More builders have broken ground on new single-family houses for sale than for rent, while many are pivoting to more affordable products, a trend that is meeting the appetite of both homebuyers and housing market analysts alike. The second half of 2019 has seen steady gains in single-family construction, and this mirrors the gradual uptick in builder sentiment over the past few months.
Confidence among builders in the market for newly built single-family homes rose three points to 71 in October, according to the latest National Association of Home Builders/Wells Fargo Housing Market Index. Overall sentiment levels have risen 13 points since the start of 2019 and are at their highest point since February 2018. This optimism is tempered only as builders continue to remain cautious, due to ongoing supply side constraints and concerns about a slowing economy.
Since 2018, housing affordability has improved modestly. First American Financial Corp. this summer reported that real house prices declined 5.9 percent between August 2018 and August 2019. At the same time, consumer house-buying power (defined as how much one can buy based on changes in income and interest rates) increased 2.5 percent between July 2019 and August 2019.
In 2019, falling mortgage rates helped create a housing market that behaved very different than the housing market in the second half of 2018. Mortgage rates began their descent in December 2018 and have continued to fall through August, significantly influencing affordability. The 0.85 percentage point drop in mortgage rates from January 2019 through August 2019 increased affordability by 9.7 percent. That translates to a $40,200 improvement in house-buying power in just eight months.

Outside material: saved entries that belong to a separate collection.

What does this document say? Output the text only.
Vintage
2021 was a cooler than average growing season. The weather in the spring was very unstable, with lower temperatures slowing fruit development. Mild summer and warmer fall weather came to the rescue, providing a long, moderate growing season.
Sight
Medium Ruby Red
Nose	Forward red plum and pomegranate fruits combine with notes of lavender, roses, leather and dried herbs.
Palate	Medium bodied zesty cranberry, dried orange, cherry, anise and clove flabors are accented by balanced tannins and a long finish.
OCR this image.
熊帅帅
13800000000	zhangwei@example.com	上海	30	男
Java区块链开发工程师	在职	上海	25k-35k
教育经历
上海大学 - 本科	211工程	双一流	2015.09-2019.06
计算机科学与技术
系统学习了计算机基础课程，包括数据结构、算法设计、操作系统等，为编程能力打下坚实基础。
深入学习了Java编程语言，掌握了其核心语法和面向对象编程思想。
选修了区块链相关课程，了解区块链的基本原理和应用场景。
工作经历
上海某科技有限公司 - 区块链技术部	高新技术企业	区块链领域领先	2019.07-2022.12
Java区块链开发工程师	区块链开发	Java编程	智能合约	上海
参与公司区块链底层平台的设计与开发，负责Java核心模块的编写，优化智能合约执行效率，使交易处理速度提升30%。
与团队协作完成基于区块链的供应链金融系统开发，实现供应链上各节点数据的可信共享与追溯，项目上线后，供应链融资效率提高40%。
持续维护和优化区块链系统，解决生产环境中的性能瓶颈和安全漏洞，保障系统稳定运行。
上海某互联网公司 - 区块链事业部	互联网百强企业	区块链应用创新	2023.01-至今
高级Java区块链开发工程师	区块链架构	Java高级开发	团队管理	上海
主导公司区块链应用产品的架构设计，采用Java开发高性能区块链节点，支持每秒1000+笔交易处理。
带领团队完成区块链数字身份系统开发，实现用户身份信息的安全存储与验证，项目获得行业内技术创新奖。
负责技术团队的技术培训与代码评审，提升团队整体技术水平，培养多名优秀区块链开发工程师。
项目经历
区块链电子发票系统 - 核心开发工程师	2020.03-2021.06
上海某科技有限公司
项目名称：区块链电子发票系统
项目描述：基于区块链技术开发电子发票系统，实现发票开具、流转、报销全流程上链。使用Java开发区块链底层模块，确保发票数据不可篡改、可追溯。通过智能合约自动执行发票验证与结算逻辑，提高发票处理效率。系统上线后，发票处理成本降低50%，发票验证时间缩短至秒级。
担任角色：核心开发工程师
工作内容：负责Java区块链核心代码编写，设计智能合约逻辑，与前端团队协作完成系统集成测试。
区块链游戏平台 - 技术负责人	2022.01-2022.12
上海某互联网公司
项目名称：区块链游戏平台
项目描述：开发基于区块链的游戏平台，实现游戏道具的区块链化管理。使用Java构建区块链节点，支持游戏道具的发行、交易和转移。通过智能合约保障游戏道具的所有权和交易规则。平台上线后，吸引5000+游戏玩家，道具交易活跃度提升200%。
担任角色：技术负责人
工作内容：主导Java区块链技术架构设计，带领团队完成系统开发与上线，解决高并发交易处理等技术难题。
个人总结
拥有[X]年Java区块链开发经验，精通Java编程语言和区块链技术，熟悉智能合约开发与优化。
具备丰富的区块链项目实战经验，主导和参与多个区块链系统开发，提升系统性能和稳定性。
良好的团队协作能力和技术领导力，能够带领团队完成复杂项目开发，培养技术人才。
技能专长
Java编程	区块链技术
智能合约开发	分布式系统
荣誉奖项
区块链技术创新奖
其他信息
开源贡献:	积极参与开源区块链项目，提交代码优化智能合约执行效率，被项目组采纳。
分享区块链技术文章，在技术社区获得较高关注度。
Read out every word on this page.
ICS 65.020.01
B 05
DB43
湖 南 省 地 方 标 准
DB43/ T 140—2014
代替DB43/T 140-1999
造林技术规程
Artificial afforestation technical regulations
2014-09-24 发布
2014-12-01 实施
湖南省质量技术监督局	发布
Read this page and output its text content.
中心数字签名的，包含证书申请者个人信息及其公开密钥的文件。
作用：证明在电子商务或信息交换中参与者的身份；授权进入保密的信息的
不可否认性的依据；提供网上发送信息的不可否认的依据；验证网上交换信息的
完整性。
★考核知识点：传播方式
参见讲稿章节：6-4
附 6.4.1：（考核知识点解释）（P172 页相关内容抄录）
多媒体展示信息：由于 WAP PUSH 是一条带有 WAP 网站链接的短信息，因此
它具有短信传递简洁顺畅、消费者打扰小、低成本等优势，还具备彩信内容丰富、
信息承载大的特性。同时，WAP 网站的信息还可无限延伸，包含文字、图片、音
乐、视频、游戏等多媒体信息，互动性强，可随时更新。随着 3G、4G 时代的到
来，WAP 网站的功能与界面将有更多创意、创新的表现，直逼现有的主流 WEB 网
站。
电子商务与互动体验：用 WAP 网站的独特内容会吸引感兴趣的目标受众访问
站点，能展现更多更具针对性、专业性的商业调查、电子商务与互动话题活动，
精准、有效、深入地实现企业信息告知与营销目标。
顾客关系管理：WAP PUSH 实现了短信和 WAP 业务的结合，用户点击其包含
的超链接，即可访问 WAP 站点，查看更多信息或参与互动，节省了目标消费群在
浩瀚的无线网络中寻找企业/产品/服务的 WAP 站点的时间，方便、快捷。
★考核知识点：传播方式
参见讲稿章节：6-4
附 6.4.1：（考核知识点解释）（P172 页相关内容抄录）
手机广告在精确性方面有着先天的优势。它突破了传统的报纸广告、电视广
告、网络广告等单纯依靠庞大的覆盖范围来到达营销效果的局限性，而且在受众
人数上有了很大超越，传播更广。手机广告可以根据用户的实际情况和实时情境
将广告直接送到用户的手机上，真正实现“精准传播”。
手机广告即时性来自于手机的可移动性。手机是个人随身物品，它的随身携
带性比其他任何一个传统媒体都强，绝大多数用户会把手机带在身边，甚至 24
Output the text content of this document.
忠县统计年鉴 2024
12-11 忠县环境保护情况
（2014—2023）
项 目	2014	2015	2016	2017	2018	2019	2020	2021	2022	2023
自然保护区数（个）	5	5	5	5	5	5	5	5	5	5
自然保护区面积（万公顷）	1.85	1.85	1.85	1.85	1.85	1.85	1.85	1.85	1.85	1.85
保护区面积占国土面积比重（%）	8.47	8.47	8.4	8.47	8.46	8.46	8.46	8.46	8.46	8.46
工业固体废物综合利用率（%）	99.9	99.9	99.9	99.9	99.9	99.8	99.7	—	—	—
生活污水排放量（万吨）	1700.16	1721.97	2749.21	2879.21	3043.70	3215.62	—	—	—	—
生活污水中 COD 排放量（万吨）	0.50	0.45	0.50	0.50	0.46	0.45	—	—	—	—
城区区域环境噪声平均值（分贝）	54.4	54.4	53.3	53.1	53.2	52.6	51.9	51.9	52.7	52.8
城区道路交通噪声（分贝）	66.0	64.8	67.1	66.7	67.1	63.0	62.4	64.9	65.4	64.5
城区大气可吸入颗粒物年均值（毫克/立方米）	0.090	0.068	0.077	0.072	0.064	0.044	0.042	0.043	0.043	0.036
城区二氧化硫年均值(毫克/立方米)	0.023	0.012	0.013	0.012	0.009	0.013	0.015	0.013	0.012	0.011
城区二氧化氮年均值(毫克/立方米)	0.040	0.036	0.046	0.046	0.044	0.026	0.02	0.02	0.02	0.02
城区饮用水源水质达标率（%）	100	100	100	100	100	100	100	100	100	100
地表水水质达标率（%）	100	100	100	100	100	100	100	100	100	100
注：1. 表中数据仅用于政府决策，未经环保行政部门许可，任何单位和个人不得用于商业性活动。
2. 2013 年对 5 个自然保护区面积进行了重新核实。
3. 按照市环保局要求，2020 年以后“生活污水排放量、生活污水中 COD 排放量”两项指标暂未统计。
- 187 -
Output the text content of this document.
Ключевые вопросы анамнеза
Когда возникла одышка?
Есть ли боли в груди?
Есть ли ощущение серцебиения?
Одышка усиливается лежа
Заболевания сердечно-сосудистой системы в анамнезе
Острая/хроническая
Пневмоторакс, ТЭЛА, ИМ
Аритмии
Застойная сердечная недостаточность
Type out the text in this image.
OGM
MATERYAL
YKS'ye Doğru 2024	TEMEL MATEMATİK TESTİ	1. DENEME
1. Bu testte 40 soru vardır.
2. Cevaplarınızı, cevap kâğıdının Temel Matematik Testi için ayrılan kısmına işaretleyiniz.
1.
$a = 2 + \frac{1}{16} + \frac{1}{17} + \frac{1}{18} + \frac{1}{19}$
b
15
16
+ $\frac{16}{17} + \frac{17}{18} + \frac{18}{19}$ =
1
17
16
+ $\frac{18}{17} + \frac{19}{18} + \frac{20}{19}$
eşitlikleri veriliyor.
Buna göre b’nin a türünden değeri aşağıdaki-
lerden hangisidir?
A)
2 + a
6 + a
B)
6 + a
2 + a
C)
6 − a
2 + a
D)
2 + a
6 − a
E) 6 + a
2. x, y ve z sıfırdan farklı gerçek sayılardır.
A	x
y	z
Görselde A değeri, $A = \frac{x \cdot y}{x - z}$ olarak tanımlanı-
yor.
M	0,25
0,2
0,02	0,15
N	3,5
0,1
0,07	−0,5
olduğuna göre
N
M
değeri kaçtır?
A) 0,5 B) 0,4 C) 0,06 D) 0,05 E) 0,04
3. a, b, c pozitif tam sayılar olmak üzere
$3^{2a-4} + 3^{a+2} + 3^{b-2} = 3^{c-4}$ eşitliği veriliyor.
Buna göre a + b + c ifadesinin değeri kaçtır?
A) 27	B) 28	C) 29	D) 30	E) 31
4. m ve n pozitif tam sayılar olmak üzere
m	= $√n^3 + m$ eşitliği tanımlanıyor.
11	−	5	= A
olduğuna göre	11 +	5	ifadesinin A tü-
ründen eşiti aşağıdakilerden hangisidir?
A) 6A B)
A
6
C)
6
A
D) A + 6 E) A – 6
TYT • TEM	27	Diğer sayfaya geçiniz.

It is also worth taking note of where we have been. Much has changed when it comes to homebuying power when one compares the 20-year history of mortgage rates. Although the median price of a single-family home in Los Angeles increased from $204,000 in 1999 to $641,200 in 2019, current very low mortgage interest rates have significantly helped give consumers more buying power. Rates in July 1999 were at 7.63 percent, which would cost you $3,540 per month for a $500,000 loan. That same $3,540 will allow you to borrow $758,000 at today’s 3.82 percent (see table on this page).
Since the global financial crisis, the real estate industry, the financial industry, and U.S. policymakers have addressed the foundational causes of the market collapse. To stimulate economic growth, the Federal Reserve, which is responsible for setting the conditions that influence employment and economic growth, slashed the federal funds rate to near zero. The federal funds rate is the interest rate at which banks borrow from each other. The decision to reduce interest costs allowed people to have more access to capital to reinvest in the economy.
Over the past decade, the net effect of near-zero interest rates has stabilized the U.S. economy by encouraging lending among financial institutions that are systemically critical to the housing market. Today, supply and demand for housing have stabilized.
As a result, mortgage rates appear to be in balance with the economy.
As always, remember that a person’s home is a “use asset” and should not be factored in asset allocation. Caveats include that interest, repairs and upgrades will diminish the asset’s rate of return. With that said, real estate as an investment is desirable in that it is a good asset during inflation and provides steady income. Housing also has the potential to be one of the few inheritable assets that won’t result in gains taxes for your dependents resulting from the asset appreciation over the base value.
In this current, highly reactive market is the relatively stable and solid performance of housing enough to build continued buyer and investor confidence? The answer is a cautious “yes.”
Morgan Christen is CEO and CIO of Spinnaker Investment Group.